Mia tertawa pelan usai meyakini penyangkalan pertama jika dia berada di tubuh orang lain.
"Aku sudah ... Gila! Apa yang terjadi?!" tuturnya tidak mengerti.
Mia memegang kepalanya yang terasa sakit dan berusaha memastikan sosok yang ada di dalam cermin memang dirinya.
'Tapi, bagaimana hal ini terjadi?'
Mia menyentuh kaca berukuran sekitar dua meter itu dan merasakan dingin yang menembus kulitnya. Dia bisa menyentuh benda itu yang berarti bukan mimpi.
Mia masih tidak menerimanya.
Mia lantas mencubit pipinya dengan kuat dan meringis saat dia merasa sakit. Tangis Mia seketika pecah. Ini gila! Apa-apaan ini?!! Bagaimana mungkin tubuhnya berubah menjadi perempuan cantik seperti karakter komik dalam sekejap?
Jadi, dia sudah mati? Apa benar? Sungguh begitu? Bagaimana dengan perasaan ayahnya? Bagaimana dengan perasaan ibunya? Kakek dan juga nenek?
Bagaimana bisa ini terjadi padanya? Kenapa dia harus mengalami semua ini? Kenapa dia harus merasakan ini? Apa tidak ada orang lain?
Dia belum siap. Dia belum mau meninggalkan dunia ini. Dia masih ingin bersenang-senang. Dia masih muda.

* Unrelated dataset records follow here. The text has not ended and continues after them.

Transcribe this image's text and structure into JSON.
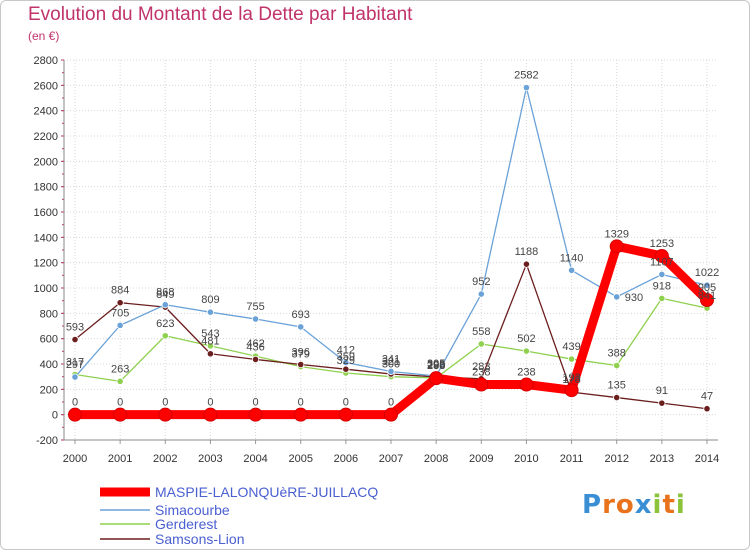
{
  "title": "Evolution du Montant de la Dette par Habitant",
  "subtitle": "(en €)",
  "logo": "Proxiti",
  "chart_data": {
    "type": "line",
    "title": "Evolution du Montant de la Dette par Habitant",
    "ylabel": "(en €)",
    "xlabel": "",
    "ylim": [
      -200,
      2800
    ],
    "y_ticks": [
      -200,
      0,
      200,
      400,
      600,
      800,
      1000,
      1200,
      1400,
      1600,
      1800,
      2000,
      2200,
      2400,
      2600,
      2800
    ],
    "categories": [
      "2000",
      "2001",
      "2002",
      "2003",
      "2004",
      "2005",
      "2006",
      "2007",
      "2008",
      "2009",
      "2010",
      "2011",
      "2012",
      "2013",
      "2014"
    ],
    "grid": true,
    "legend": "bottom-left",
    "series": [
      {
        "name": "Simacourbe",
        "color": "#6aa2d8",
        "values": [
          297,
          705,
          868,
          809,
          755,
          693,
          412,
          341,
          305,
          952,
          2582,
          1140,
          930,
          1107,
          1022
        ]
      },
      {
        "name": "Gerderest",
        "color": "#8fd14f",
        "values": [
          317,
          263,
          623,
          543,
          462,
          379,
          329,
          300,
          290,
          558,
          502,
          439,
          388,
          918,
          841
        ]
      },
      {
        "name": "Samsons-Lion",
        "color": "#6b1e1e",
        "values": [
          593,
          884,
          849,
          481,
          436,
          396,
          359,
          321,
          298,
          283,
          1188,
          178,
          135,
          91,
          47
        ]
      },
      {
        "name": "MASPIE-LALONQUèRE-JUILLACQ",
        "color": "#ff0000",
        "values": [
          0,
          0,
          0,
          0,
          0,
          0,
          0,
          0,
          288,
          238,
          238,
          193,
          1329,
          1253,
          905
        ]
      }
    ],
    "labels": [
      {
        "series": "MASPIE-LALONQUèRE-JUILLACQ",
        "x": 0,
        "value": 0,
        "pos": "above"
      },
      {
        "series": "MASPIE-LALONQUèRE-JUILLACQ",
        "x": 1,
        "value": 0,
        "pos": "above"
      },
      {
        "series": "MASPIE-LALONQUèRE-JUILLACQ",
        "x": 2,
        "value": 0,
        "pos": "above"
      },
      {
        "series": "MASPIE-LALONQUèRE-JUILLACQ",
        "x": 3,
        "value": 0,
        "pos": "above"
      },
      {
        "series": "MASPIE-LALONQUèRE-JUILLACQ",
        "x": 4,
        "value": 0,
        "pos": "above"
      },
      {
        "series": "MASPIE-LALONQUèRE-JUILLACQ",
        "x": 5,
        "value": 0,
        "pos": "above"
      },
      {
        "series": "MASPIE-LALONQUèRE-JUILLACQ",
        "x": 6,
        "value": 0,
        "pos": "above"
      },
      {
        "series": "MASPIE-LALONQUèRE-JUILLACQ",
        "x": 7,
        "value": 0,
        "pos": "above"
      },
      {
        "series": "MASPIE-LALONQUèRE-JUILLACQ",
        "x": 8,
        "value": 288,
        "pos": "above"
      },
      {
        "series": "MASPIE-LALONQUèRE-JUILLACQ",
        "x": 9,
        "value": 238,
        "pos": "above"
      },
      {
        "series": "MASPIE-LALONQUèRE-JUILLACQ",
        "x": 10,
        "value": 238,
        "pos": "above"
      },
      {
        "series": "MASPIE-LALONQUèRE-JUILLACQ",
        "x": 11,
        "value": 193,
        "pos": "above"
      },
      {
        "series": "MASPIE-LALONQUèRE-JUILLACQ",
        "x": 12,
        "value": 1329,
        "pos": "above"
      },
      {
        "series": "MASPIE-LALONQUèRE-JUILLACQ",
        "x": 13,
        "value": 1253,
        "pos": "above"
      },
      {
        "series": "MASPIE-LALONQUèRE-JUILLACQ",
        "x": 14,
        "value": 905,
        "pos": "above"
      },
      {
        "series": "Simacourbe",
        "x": 0,
        "value": 297,
        "pos": "above"
      },
      {
        "series": "Simacourbe",
        "x": 1,
        "value": 705,
        "pos": "above"
      },
      {
        "series": "Simacourbe",
        "x": 2,
        "value": 868,
        "pos": "above"
      },
      {
        "series": "Simacourbe",
        "x": 3,
        "value": 809,
        "pos": "above"
      },
      {
        "series": "Simacourbe",
        "x": 4,
        "value": 755,
        "pos": "above"
      },
      {
        "series": "Simacourbe",
        "x": 5,
        "value": 693,
        "pos": "above"
      },
      {
        "series": "Simacourbe",
        "x": 6,
        "value": 412,
        "pos": "above"
      },
      {
        "series": "Simacourbe",
        "x": 7,
        "value": 341,
        "pos": "above"
      },
      {
        "series": "Simacourbe",
        "x": 8,
        "value": 305,
        "pos": "above"
      },
      {
        "series": "Simacourbe",
        "x": 9,
        "value": 952,
        "pos": "above"
      },
      {
        "series": "Simacourbe",
        "x": 10,
        "value": 2582,
        "pos": "above"
      },
      {
        "series": "Simacourbe",
        "x": 11,
        "value": 1140,
        "pos": "above"
      },
      {
        "series": "Simacourbe",
        "x": 12,
        "value": 930,
        "pos": "right"
      },
      {
        "series": "Simacourbe",
        "x": 13,
        "value": 1107,
        "pos": "above"
      },
      {
        "series": "Simacourbe",
        "x": 14,
        "value": 1022,
        "pos": "above"
      },
      {
        "series": "Gerderest",
        "x": 0,
        "value": 317,
        "pos": "above"
      },
      {
        "series": "Gerderest",
        "x": 1,
        "value": 263,
        "pos": "above"
      },
      {
        "series": "Gerderest",
        "x": 2,
        "value": 623,
        "pos": "above"
      },
      {
        "series": "Gerderest",
        "x": 3,
        "value": 543,
        "pos": "above"
      },
      {
        "series": "Gerderest",
        "x": 4,
        "value": 462,
        "pos": "above"
      },
      {
        "series": "Gerderest",
        "x": 5,
        "value": 379,
        "pos": "above"
      },
      {
        "series": "Gerderest",
        "x": 6,
        "value": 329,
        "pos": "above"
      },
      {
        "series": "Gerderest",
        "x": 7,
        "value": 300,
        "pos": "above"
      },
      {
        "series": "Gerderest",
        "x": 8,
        "value": 290,
        "pos": "above"
      },
      {
        "series": "Gerderest",
        "x": 9,
        "value": 558,
        "pos": "above"
      },
      {
        "series": "Gerderest",
        "x": 10,
        "value": 502,
        "pos": "above"
      },
      {
        "series": "Gerderest",
        "x": 11,
        "value": 439,
        "pos": "above"
      },
      {
        "series": "Gerderest",
        "x": 12,
        "value": 388,
        "pos": "above"
      },
      {
        "series": "Gerderest",
        "x": 13,
        "value": 918,
        "pos": "above"
      },
      {
        "series": "Gerderest",
        "x": 14,
        "value": 841,
        "pos": "above"
      },
      {
        "series": "Samsons-Lion",
        "x": 0,
        "value": 593,
        "pos": "above"
      },
      {
        "series": "Samsons-Lion",
        "x": 1,
        "value": 884,
        "pos": "above"
      },
      {
        "series": "Samsons-Lion",
        "x": 2,
        "value": 849,
        "pos": "above"
      },
      {
        "series": "Samsons-Lion",
        "x": 3,
        "value": 481,
        "pos": "above"
      },
      {
        "series": "Samsons-Lion",
        "x": 4,
        "value": 436,
        "pos": "above"
      },
      {
        "series": "Samsons-Lion",
        "x": 5,
        "value": 396,
        "pos": "above"
      },
      {
        "series": "Samsons-Lion",
        "x": 6,
        "value": 359,
        "pos": "above"
      },
      {
        "series": "Samsons-Lion",
        "x": 7,
        "value": 321,
        "pos": "above"
      },
      {
        "series": "Samsons-Lion",
        "x": 8,
        "value": 298,
        "pos": "above"
      },
      {
        "series": "Samsons-Lion",
        "x": 9,
        "value": 283,
        "pos": "above"
      },
      {
        "series": "Samsons-Lion",
        "x": 10,
        "value": 1188,
        "pos": "above"
      },
      {
        "series": "Samsons-Lion",
        "x": 11,
        "value": 178,
        "pos": "above"
      },
      {
        "series": "Samsons-Lion",
        "x": 12,
        "value": 135,
        "pos": "above"
      },
      {
        "series": "Samsons-Lion",
        "x": 13,
        "value": 91,
        "pos": "above"
      },
      {
        "series": "Samsons-Lion",
        "x": 14,
        "value": 47,
        "pos": "above"
      }
    ]
  }
}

Dia juga belum bertemu dengan Hejun. Dia belum menentukan judul untuk skripsinya. Dia belum membersihkan toiletnya. Dia juga belum makan salad juga es krim di lemari es miliknya.
Ada banyak hal yang belum dia selesaikan di dunia ini akan tetapi, kenapa dia harus mati sekarang? Kenapa?
Mia menangis semakin keras. Dia tidak ingin menerima kenyataan jika dia sudah mati. Apalagi dia juga harus mengalami kejadian aneh dengan menempati tubuh entah siapa ini. Bagaimana mungkin dia menerima semua ini begitu saja?
Dia ini masih waras untuk menolak. Jika bisa, dia ingin kembali. Dia ingin meraih mimpinya lebih tinggi dan juga bekerja keras. Dia juga ingin menikah dan memiliki anak. Dia ingin hidup. Dia ingin melakukan itu semua.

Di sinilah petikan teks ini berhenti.